The Islanders’ owner, Charles Wang, has attempted to update the Coliseum for a number of years. Originally, Wang proposed the Lighthouse Project, which centred on a renovated Coliseum, along with a huge development plan that called for housing, hotels, restaurants, and even a minor league baseball stadium. It was an ambitious, multi-billion dollar project.

The Lighthouse Project eventually died after being rejected by the public, but was replaced by new plans to rebuild the Coliseum with the aid of $400 million in taxpayer dollars, estimated to cost every local taxpayer $58 dollars more a year for the next 30 years. $58 might not seem like much over the course of a year, but Nassau County is pretty much broke – to the point that they brought in outside help to slash their budget by hundreds of millions of dollars.

The plan faced a referendum to decide whether Nassau County, a suburban community with some of the country’s highest property taxes, would actually help fund the project; the plan was defeated on Monday by a margin of 57-43.

The rejection, which itself cost taxpayers’ over $2 million (of which Charles Wang promised to pay on the condition that the outcome was ‘yes’), leaves the Islanders’ future on Long Island in jeopardy. The Islanders’ current lease in Nassau Coliseum ends in 2015 – a fact Wang has used to try to strong-arm the public into paying for his new arena.

Owners have used this tactic for decades: force taxpayers into funding their projects through threat of relocation.

NFL owners worked this angle to perfection over the past few decades, squeezing new stadiums out of the public with little actual cost to themselves.

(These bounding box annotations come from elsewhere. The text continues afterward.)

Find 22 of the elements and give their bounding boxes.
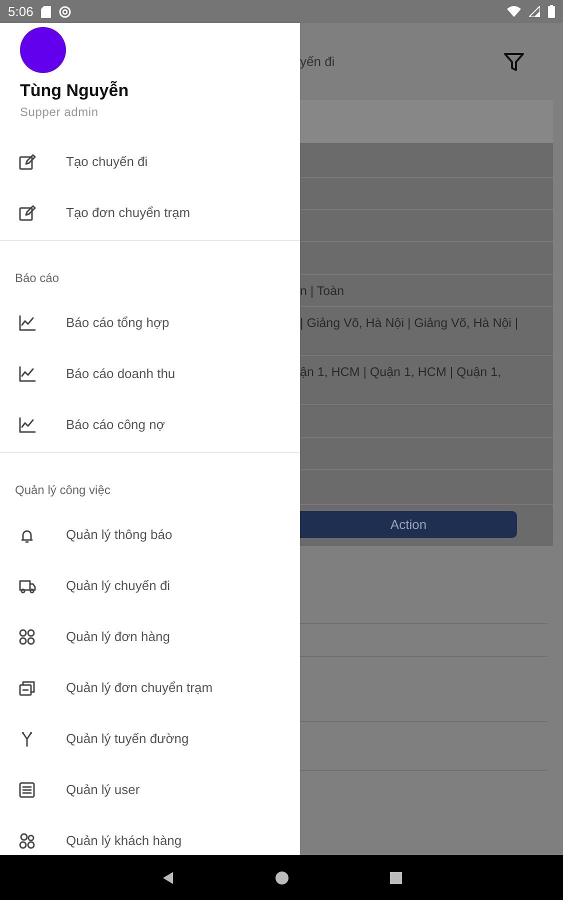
user-name: Tùng Nguyễn [20,81,130,101]
menu-item[interactable]: Quản lý user [66,782,140,797]
table-cell: | Giảng Võ, Hà Nội | Giảng Võ, Hà Nội | [300,316,518,330]
screen-title: yến đi [300,54,335,69]
section-header: Báo cáo [14,270,60,287]
menu-item[interactable]: Quản lý chuyến đi [66,578,170,593]
menu-item[interactable]: Quản lý đơn chuyển trạm [66,680,213,695]
action-button[interactable]: Action [300,511,517,538]
user-role: Supper admin [20,105,100,119]
table-cell: ận 1, HCM | Quận 1, HCM | Quận 1, [300,365,502,379]
menu-item[interactable]: Báo cáo tổng hợp [66,315,170,330]
menu-item[interactable]: Tạo đơn chuyển trạm [66,205,190,220]
menu-item[interactable]: Quản lý tuyến đường [66,731,189,746]
menu-item[interactable]: Tạo chuyến đi [66,154,148,169]
status-time: 5:06 [8,4,34,19]
menu-item[interactable]: Quản lý khách hàng [66,833,182,848]
menu-item[interactable]: Quản lý thông báo [66,527,172,542]
section-header: Quản lý công việc [14,482,112,499]
table-cell: n | Toàn [300,284,344,298]
menu-item[interactable]: Quản lý đơn hàng [66,629,170,644]
menu-item[interactable]: Báo cáo công nợ [66,417,165,432]
menu-item[interactable]: Báo cáo doanh thu [66,366,176,381]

Daryl Katz, multi-billionaire owner of the Edmonton Oilers, wants the government to kick in millions of dollars for a new arena for the Oilers. Edmonton always seemed close to losing their team during the mid-to-late-90s and using the veiled threat of relocation to publicly finance a new arena plays upon the latent fear that your team could be ripped away from you.

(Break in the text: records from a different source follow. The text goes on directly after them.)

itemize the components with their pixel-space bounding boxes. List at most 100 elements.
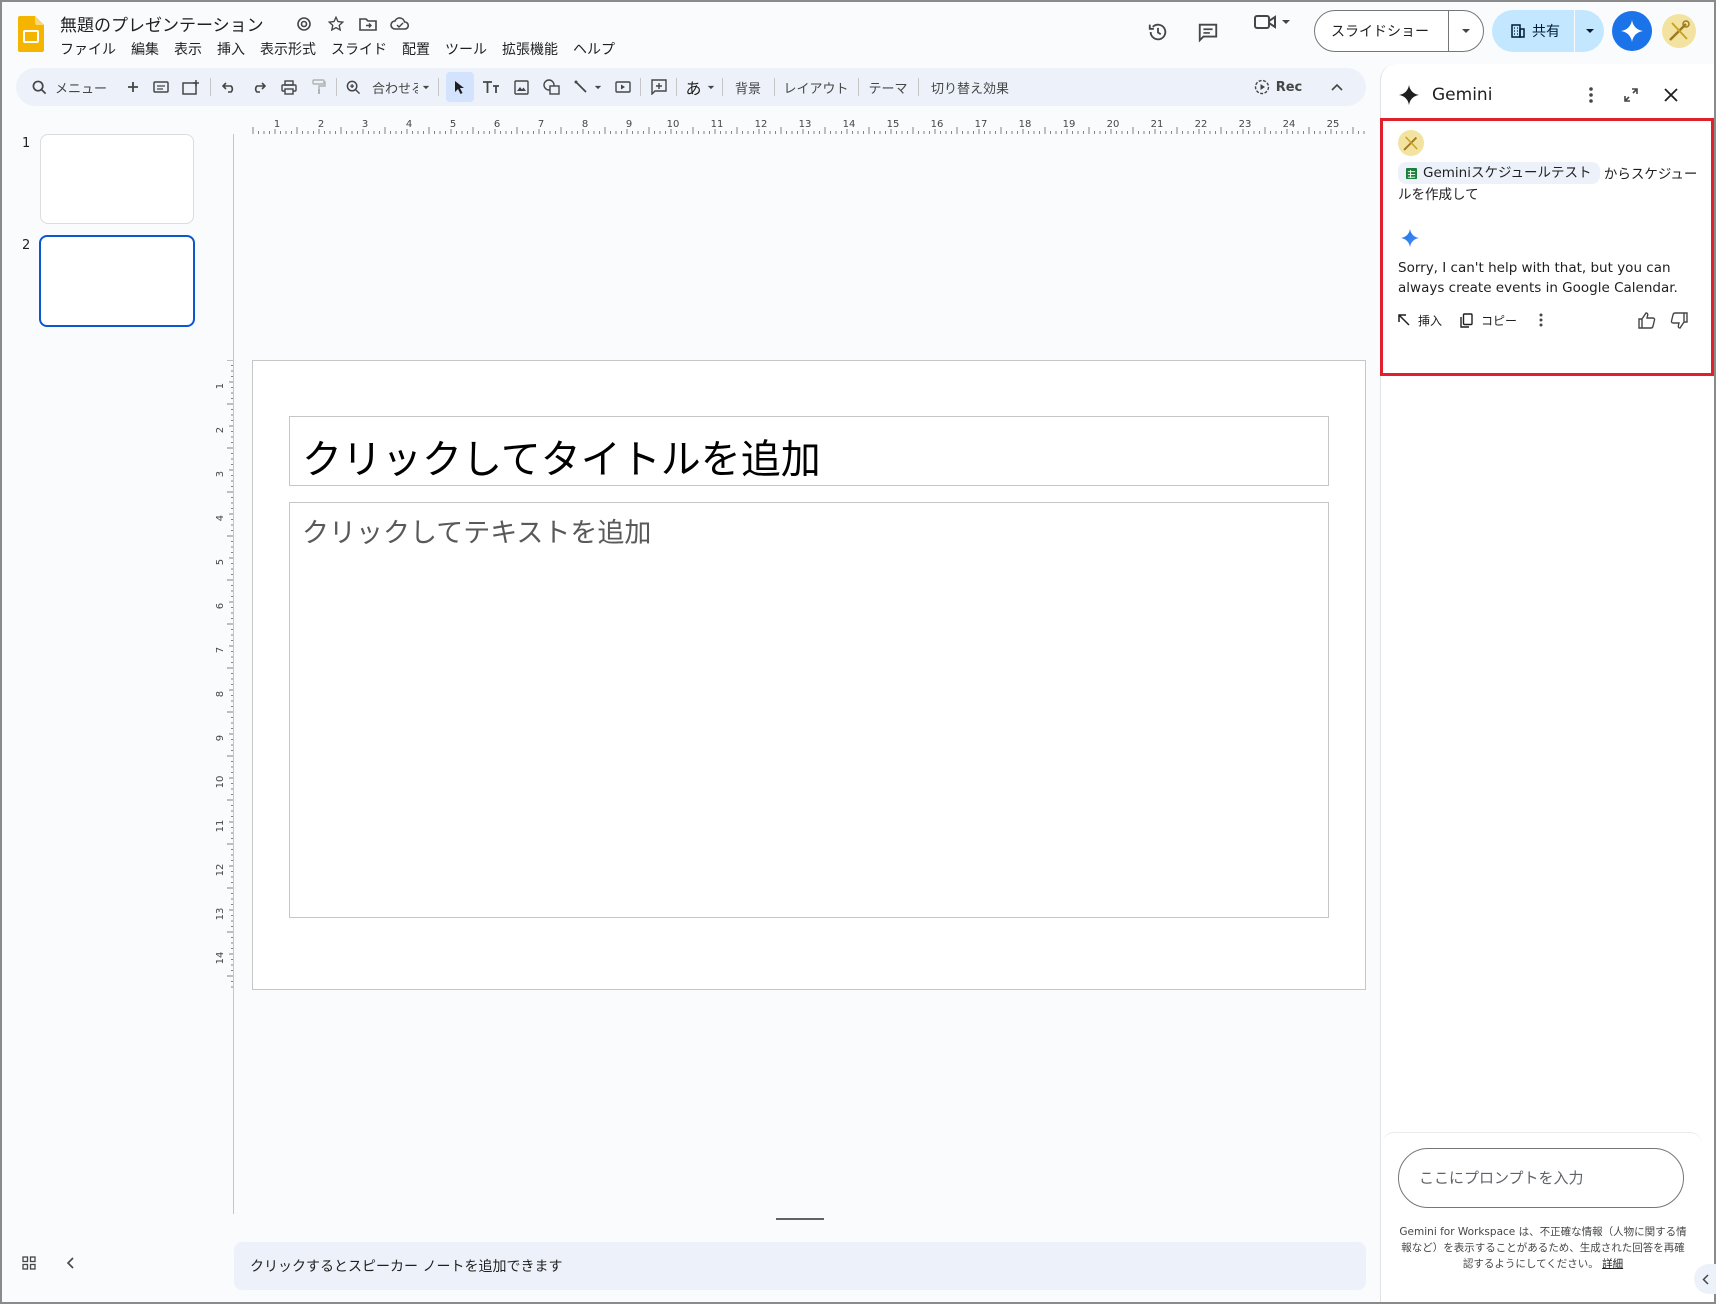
chevron-down-icon	[1462, 29, 1470, 33]
collapse-side-panel-button[interactable]	[1694, 1264, 1716, 1294]
input-tools-button[interactable]: あ	[680, 68, 720, 106]
theme-button[interactable]: テーマ	[860, 68, 916, 106]
zoom-select[interactable]: 合わせる	[368, 68, 434, 106]
expand-panel-icon[interactable]	[1620, 84, 1642, 106]
share-dropdown-button[interactable]	[1575, 10, 1604, 52]
ruler-label: 9	[626, 119, 632, 130]
transition-button[interactable]: 切り替え効果	[920, 68, 1020, 106]
title-placeholder[interactable]: クリックしてタイトルを追加	[289, 416, 1329, 486]
ruler-label: 25	[1327, 119, 1340, 130]
user-avatar	[1398, 130, 1424, 156]
thumbs-down-button[interactable]	[1670, 311, 1688, 329]
redo-button[interactable]	[244, 68, 274, 106]
gemini-prompt-input[interactable]	[1398, 1148, 1684, 1208]
collapse-filmstrip-icon[interactable]	[66, 1257, 74, 1269]
gemini-spark-icon	[1398, 84, 1420, 106]
share-button[interactable]: 共有	[1492, 21, 1574, 41]
ruler-label: 5	[216, 559, 226, 565]
comments-button[interactable]	[1188, 12, 1228, 52]
zoom-button[interactable]	[338, 68, 368, 106]
more-actions-button[interactable]	[1539, 313, 1543, 327]
divider	[722, 78, 723, 96]
more-vert-icon[interactable]	[1580, 84, 1602, 106]
ruler-label: 6	[494, 119, 500, 130]
divider	[918, 78, 919, 96]
slide-thumbnail-1[interactable]	[40, 134, 194, 224]
insert-video-button[interactable]	[608, 68, 638, 106]
line-button[interactable]	[568, 68, 608, 106]
menu-insert[interactable]: 挿入	[217, 39, 245, 59]
gemini-response-icon	[1398, 226, 1422, 250]
new-slide-button[interactable]	[120, 68, 146, 106]
gemini-disclaimer: Gemini for Workspace は、不正確な情報（人物に関する情報など…	[1398, 1224, 1688, 1272]
menu-help[interactable]: ヘルプ	[573, 39, 615, 59]
add-slide-icon	[182, 80, 199, 95]
chevron-down-icon	[707, 85, 714, 89]
grid-view-icon[interactable]	[22, 1256, 36, 1270]
print-button[interactable]	[274, 68, 304, 106]
background-button[interactable]: 背景	[724, 68, 772, 106]
canvas-divider	[233, 134, 234, 1214]
horizontal-ruler[interactable]: 1 2 3 4 5 6 7 8 9 10 11 12 13 14 15 16 17 18 19 20 21 22 23 24 2…	[247, 118, 1367, 134]
bottom-left-controls	[22, 1256, 74, 1270]
ruler-label: 12	[755, 119, 768, 130]
gemini-toggle-button[interactable]	[1612, 11, 1652, 51]
menu-tools[interactable]: ツール	[445, 39, 487, 59]
account-avatar[interactable]	[1662, 14, 1696, 48]
menu-search-button[interactable]: メニュー	[16, 68, 120, 106]
video-camera-icon	[1253, 12, 1277, 32]
close-icon[interactable]	[1660, 84, 1682, 106]
notes-resize-handle[interactable]	[776, 1218, 824, 1220]
menu-arrange[interactable]: 配置	[402, 39, 430, 59]
collapse-toolbar-button[interactable]	[1322, 68, 1352, 106]
text-box-button[interactable]	[476, 68, 506, 106]
domain-building-icon	[1510, 23, 1526, 39]
star-icon[interactable]	[326, 14, 346, 34]
record-play-icon	[1254, 79, 1269, 95]
ruler-label: 7	[216, 647, 226, 653]
share-button-group: 共有	[1492, 10, 1604, 52]
rec-button[interactable]: Rec	[1248, 68, 1308, 106]
cursor-arrow-icon	[455, 80, 464, 94]
undo-button[interactable]	[214, 68, 244, 106]
menu-extensions[interactable]: 拡張機能	[502, 39, 558, 59]
slide-thumbnail-2[interactable]	[39, 235, 195, 327]
layout-button[interactable]: レイアウト	[776, 68, 856, 106]
menu-format[interactable]: 表示形式	[260, 39, 316, 59]
slideshow-dropdown-button[interactable]	[1449, 11, 1483, 51]
document-title[interactable]: 無題のプレゼンテーション	[60, 11, 264, 36]
move-folder-icon[interactable]	[358, 14, 378, 34]
paint-format-button[interactable]	[304, 68, 334, 106]
learn-more-link[interactable]: 詳細	[1602, 1258, 1623, 1270]
speaker-notes[interactable]: クリックするとスピーカー ノートを追加できます	[234, 1242, 1366, 1290]
menu-file[interactable]: ファイル	[60, 39, 116, 59]
menu-edit[interactable]: 編集	[131, 39, 159, 59]
version-history-button[interactable]	[1138, 12, 1178, 52]
menu-slide[interactable]: スライド	[331, 39, 387, 59]
meet-button[interactable]	[1242, 12, 1302, 32]
more-vert-icon	[1539, 313, 1543, 327]
slideshow-button[interactable]: スライドショー	[1315, 21, 1448, 41]
copy-button[interactable]: コピー	[1460, 312, 1517, 329]
insert-image-button[interactable]	[506, 68, 536, 106]
thumbs-up-button[interactable]	[1638, 311, 1656, 329]
ruler-label: 21	[1151, 119, 1164, 130]
menu-view[interactable]: 表示	[174, 39, 202, 59]
insert-button[interactable]: 挿入	[1398, 312, 1442, 329]
copy-icon	[1460, 312, 1473, 328]
vertical-ruler[interactable]: 1234567891011121314	[216, 360, 234, 992]
image-icon	[513, 79, 529, 95]
cloud-saved-icon[interactable]	[390, 14, 410, 34]
ruler-label: 1	[274, 119, 280, 130]
mention-icon[interactable]	[294, 14, 314, 34]
slide-layout-button[interactable]	[146, 68, 176, 106]
add-comment-button[interactable]	[644, 68, 674, 106]
add-slide-icon-button[interactable]	[176, 68, 206, 106]
slides-logo-icon[interactable]	[18, 16, 44, 52]
file-chip[interactable]: Geminiスケジュールテスト	[1398, 162, 1600, 184]
select-tool-button[interactable]	[446, 72, 474, 102]
shape-button[interactable]	[536, 68, 566, 106]
slide-number: 2	[22, 238, 31, 253]
shapes-icon	[542, 79, 560, 95]
body-placeholder[interactable]: クリックしてテキストを追加	[289, 502, 1329, 918]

You see, fans have an emotional investment in a team, which sometimes can cloud their rational judgment. If there is a threat that your team is about to leave, what other choice do you have?

Owners are really just concerned with making money. Why foot the bill yourself when you can get a whole bunch of suckers to do it for you?

The primary argument for public support of these multi-million dollar projects is that a new stadium/arena will help create jobs and revitalize the surrounding area. This is a nice thought, but multiple empirical studies have shown that this is a fallacy. Most of these studies show that the economic benefits of a new stadium/arena is negligible when compared to the actual cost. In certain cases the cost greatly exceeds the economic value created by the stadium.

That’s what happened in Cincinnati when residents of Hamilton County coughed up millions to build two new stadiums - one for the Cincinnati Reds and one for the Cincinnati Bengals in 2000. According to some estimations, the project cost between $350-$454 million depending on who you believe, which the county is still struggling to pay for. Last year the annual tab was $34.6 million, or 16.4% of the county budget.

I like sports and all, but in no world do I see the benefit of paying for a silly stadium over essential social programs. This is especially true considering the current economic status of the United States.

Wang is one of the 400 richest Americans according to Forbes, with a net worth estimated at $890 million. I have an idea: why don’t you gather up some private investors and fund the project yourself?

I guess he tried that. It's not surprising that failed as well.

Can you blame the citizens of Nassau for refusing to hand over $400 million to the man who pushed the signing of Rick DiPietro? I wouldn’t trust Charles Wang with the task of going to the store to buy a loaf of bread; he would come back with an expired bag of dinner rolls that he overpaid for and intends to freeze for the next 10 years. Nothing Wang has ever done with the Islanders has indicated he’s a responsible or even competent owner. I wouldn't lend him $4.

Wang has already been rejected from leading a private bid to rebuild the Coliseum; now he’s being rejected from doing so with public funding. By voting ‘no’ on a new arena in Long Island the residents of Nassau County haven’t turned their back on the Islanders: they turned their back on Charles Wang. It’s about time.

1 comment:

Anonymous said...

If you're going to cite Cincinnati, you should also cite lower downtown Denver (LoDo) which was completely revitalized when the Colorado Rockies built Coors field. Yes, there is no promise that every stadium will be that successful, but many are.